How NMT is Revolutionizing Subtitling

Evgeny Matusov

Evgeny Matusov is currently the lead science architect of machine translation at AppTek, after holding the position of director of machine translation research at eBay. He received his diploma degree in computer science from RWTH Aachen University in 2003, and a PhD in Computer Science from Aachen University in 2009.

Advances in neural machine translation (NMT) technology have media and subtitling companies now relying on it to assist translators in post-editing workflows. However, while NMT certainly offers a productivity boost, cost and resource utilization benefits are still constrained by the limits of most popular machine translation (MT) systems.

That’s because off-the-shelf MT systems function rather like a black box ― you input data, and the system outputs the translation in running text format, which translators then turn into subtitles by incorporating corrections and text segmentation as needed. Fewer MT errors and faster turn-around can be expected when an off-the-shelf solution is replaced by a NMT system customized to the media and entertainment domain using available in-domain data from this industry vertical. Such customized systems may also include components for automatically outputting semantically and syntactically segmented translations in a proper subtitling format.

Customization is needed to significantly increase the quality of the MT output, producing texts that are more like the ones that need translating. It is with such customization that one may successfully implement MT in the creative industries — something that was unimaginable not so long ago.

But from a language service provider’s point of view, if you need high-quality MT for ten different domains or genres, it means that you would need to train, deploy, and maintain ten systems — even though they may be idle some of the time. The result is a high environmental footprint and increased costs. There is also a risk of “over-fitting” the training, making it so precise to a particular domain that its performance is actually worsened with slightly different data.

 Adding metadata transcends translation limitations

The latest advances in NMT offer a more productive and cost-effective approach.

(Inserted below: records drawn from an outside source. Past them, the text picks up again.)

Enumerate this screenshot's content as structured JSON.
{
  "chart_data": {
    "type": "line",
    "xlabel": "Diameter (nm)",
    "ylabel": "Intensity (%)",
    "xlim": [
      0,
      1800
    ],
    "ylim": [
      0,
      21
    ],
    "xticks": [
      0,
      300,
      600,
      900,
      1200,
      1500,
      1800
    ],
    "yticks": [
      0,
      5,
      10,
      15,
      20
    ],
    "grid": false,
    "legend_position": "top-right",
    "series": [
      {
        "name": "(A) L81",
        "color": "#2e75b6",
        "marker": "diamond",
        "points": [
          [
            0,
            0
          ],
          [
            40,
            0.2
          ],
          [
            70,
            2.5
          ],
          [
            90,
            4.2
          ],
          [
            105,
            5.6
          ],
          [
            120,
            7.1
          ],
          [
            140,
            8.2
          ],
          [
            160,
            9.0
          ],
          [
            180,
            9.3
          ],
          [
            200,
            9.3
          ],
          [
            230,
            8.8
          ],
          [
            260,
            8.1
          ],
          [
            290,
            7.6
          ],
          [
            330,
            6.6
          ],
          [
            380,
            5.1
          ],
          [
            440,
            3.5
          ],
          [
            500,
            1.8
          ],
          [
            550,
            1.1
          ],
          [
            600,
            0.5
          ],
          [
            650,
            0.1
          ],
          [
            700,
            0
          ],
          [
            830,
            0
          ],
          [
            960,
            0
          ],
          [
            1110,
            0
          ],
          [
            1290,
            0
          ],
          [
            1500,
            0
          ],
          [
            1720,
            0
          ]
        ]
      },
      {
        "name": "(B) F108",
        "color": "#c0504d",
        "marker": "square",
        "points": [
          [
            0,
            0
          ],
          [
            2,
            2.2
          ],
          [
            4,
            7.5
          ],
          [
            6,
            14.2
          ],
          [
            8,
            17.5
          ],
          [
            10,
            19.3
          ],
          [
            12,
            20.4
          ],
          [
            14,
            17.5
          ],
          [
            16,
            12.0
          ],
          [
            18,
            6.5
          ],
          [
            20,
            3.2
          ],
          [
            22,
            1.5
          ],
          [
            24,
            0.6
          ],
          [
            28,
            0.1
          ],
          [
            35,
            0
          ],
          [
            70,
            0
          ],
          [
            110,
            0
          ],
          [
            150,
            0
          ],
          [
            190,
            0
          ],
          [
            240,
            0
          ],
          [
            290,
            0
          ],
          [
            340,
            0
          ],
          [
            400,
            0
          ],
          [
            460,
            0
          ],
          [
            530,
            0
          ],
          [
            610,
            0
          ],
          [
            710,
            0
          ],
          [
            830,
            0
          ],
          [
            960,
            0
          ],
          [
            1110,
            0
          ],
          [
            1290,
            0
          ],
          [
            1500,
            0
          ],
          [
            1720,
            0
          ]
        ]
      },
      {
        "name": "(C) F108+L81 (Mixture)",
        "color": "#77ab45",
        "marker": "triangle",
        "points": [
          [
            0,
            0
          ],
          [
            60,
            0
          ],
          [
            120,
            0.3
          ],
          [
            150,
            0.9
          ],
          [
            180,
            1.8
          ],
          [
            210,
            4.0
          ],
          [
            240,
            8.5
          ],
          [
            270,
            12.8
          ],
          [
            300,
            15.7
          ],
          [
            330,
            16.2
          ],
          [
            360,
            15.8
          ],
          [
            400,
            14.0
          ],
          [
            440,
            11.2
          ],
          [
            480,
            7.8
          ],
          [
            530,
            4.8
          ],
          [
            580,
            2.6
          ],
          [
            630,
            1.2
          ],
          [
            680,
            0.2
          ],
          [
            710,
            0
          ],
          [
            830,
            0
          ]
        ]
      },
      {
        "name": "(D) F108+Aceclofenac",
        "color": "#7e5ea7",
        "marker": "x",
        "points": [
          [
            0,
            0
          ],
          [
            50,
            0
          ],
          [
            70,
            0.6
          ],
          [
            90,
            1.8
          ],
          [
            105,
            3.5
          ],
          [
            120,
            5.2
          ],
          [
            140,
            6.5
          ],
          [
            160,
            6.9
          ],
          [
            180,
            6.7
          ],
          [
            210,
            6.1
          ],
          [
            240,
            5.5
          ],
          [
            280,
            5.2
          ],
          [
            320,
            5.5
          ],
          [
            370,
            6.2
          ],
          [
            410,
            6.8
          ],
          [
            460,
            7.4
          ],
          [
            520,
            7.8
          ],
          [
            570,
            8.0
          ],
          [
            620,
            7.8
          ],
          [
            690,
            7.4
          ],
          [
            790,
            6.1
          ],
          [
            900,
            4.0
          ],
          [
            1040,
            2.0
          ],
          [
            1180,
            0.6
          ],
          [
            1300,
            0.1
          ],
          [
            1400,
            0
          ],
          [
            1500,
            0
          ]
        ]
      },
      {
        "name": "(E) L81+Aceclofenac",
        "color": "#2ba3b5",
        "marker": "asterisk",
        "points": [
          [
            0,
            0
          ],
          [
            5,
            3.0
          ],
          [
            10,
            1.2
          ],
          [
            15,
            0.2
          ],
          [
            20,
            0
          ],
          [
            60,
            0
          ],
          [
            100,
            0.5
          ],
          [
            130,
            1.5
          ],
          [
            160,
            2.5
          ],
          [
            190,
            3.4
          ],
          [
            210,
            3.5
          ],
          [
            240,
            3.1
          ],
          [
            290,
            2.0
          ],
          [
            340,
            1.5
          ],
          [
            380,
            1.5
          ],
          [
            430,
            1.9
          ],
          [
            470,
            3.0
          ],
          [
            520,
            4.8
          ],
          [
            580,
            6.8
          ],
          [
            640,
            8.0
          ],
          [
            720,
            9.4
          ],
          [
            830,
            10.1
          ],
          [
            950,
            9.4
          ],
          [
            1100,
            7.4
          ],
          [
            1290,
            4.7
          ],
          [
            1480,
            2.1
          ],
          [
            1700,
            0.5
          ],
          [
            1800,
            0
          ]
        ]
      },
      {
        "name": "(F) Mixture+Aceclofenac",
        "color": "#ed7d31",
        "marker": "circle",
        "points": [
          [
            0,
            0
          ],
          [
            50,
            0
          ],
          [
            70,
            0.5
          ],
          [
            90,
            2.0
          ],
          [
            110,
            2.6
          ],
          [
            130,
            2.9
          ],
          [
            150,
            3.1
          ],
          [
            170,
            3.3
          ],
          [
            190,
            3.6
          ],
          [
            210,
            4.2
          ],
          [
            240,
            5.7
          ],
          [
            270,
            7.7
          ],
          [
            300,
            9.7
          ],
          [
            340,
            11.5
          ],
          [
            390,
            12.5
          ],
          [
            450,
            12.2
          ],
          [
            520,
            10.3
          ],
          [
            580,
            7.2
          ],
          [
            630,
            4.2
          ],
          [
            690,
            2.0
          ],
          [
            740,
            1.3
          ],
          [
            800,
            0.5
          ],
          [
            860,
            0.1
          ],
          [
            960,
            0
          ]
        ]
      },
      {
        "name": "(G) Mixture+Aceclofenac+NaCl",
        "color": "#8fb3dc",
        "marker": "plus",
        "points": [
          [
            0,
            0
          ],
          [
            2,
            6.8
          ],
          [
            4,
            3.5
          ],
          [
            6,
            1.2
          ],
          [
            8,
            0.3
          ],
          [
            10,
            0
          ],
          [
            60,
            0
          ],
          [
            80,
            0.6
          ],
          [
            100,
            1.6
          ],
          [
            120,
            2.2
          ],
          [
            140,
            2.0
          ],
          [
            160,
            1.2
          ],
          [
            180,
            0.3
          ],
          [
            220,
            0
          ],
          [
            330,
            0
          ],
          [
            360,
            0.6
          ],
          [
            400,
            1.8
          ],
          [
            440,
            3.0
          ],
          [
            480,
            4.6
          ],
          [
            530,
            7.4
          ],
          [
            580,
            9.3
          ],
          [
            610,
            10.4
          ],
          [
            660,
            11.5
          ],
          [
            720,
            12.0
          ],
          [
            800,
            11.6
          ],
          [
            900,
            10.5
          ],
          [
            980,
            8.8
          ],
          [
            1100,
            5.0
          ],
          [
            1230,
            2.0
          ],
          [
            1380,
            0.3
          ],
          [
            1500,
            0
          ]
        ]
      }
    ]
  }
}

The technology has reached not only much higher quality, especially for in-demand, high-resourced language pairs, but also offers flexibility not possible in previous NMT generations. A single NMT system can now be easily customized by inputting minimal additional metadata relevant to each unique domain and scenario that a business requires. The concept is similar to an acoustic mixer that allows you to modify the same sound in various ways. With NMT, the user simply adds an extra parameter value in an API call that generates a desired translation; for example style=formal or length=short. 

Specific metadata attributes that can be customized include:

  • Style, such as formal vs. informal language, which is often context-dependent. An especially tricky translation to this point has been the English “you” (both singular and plural) which is more uniquely distinguished in some other languages. Advanced NMT can now choose the right translation and adjust sentence structure if necessary, including:
  • Speaker gender, especially given that not all languages treat gender pronouns the same way.
  • Domain or genre, such as news, patents, talks, entertainment, and the like.
  • Topic, catering to more specific document-level style and terminology differences.
  • Length, generating shorter or longer translations with minimal information loss or distortion.
  • Language variety, where parallel training data for related languages or dialects can be combined in a single system, such Castilian and Latin American Spanish, Canadian and European French, and others.
  • Extended context, assessing whether or not the context of the previous or the next source sentences should influence the translation of a given sentence.
  • Glossaries, relating to terms with official or mandatory translations, which the system may otherwise translate differently.


Setting parameters for neural machine translation, such as whether the text is addressing one person or many people.

The metadata can come from a variety of sources, including information about the origin of a translated document. It can also be computed from the text data itself using rules and regular expressions, or predicted through separate machine learning algorithms.

Implementing this approach in MT system training allows you to train single models, reducing both environmental footprint and cost at the same time. Switches for various captured metadata can be made available through APIs, so that translator interfaces and platforms can leverage such flexibility and offer UI solutions that facilitate respective workflows.

 Honing accuracy

Metadata customization is not the only way to increase translation accuracy. Regular model retrainings, after feed-back from linguists, also help steer the quality of the output closer to what each business requires. One way to achieve this is with reinforcement learning.

Reinforcement learning is training on post-edited data, which allows the system to learn how to correct its own mistakes, rather than use other translations that may cover additional domains but won’t directly improve translation errors. It is very important for continually maturing the MT platform and improving accuracy. However, since it also poses the risk of over-fitting, customized expert intervention and accompanying knowledge transfer is needed in the system training and deployment process.

Of course translation accuracy is a key concern; predicting it is even harder. It’s possible today to output quality values that estimate how sure the MT system is about a translation. Those confidence scores can then be used in translation management systems to specify thresh-olds for routing documents to different translation workflows: to a light or full post-editing workflow, or a classic translation, editing, proofreading workflow, for a translator to edit or translate from scratch.

 What does this mean?

These NMT-driven advances can deliver significant benefits to media clients, language service providers, and the post-editors and subtitlers who shoulder the high-pressure responsibility of accurate subtitling.

Having proper data regarding style and length, for example, means fewer words and sentences would need to be post-edited. By flipping the switch to the desired metadata, translators can experiment with the technology and get a new tool to make their daily work easier. By applying confidence measures, a translator can quickly go through easier translation segments and put more energy into harder ones. What’s more, the number of easier segments increases over time due to machine learning.

A smart user interface to take advantage of the full flexibility offered by MT systems today could easily solve a lot of the issues post-editors are currently reporting in production. The mission is to deliver organizations greater control over whatever subtitling output is given back to them. Ultimately, it’s all about better business performance and results.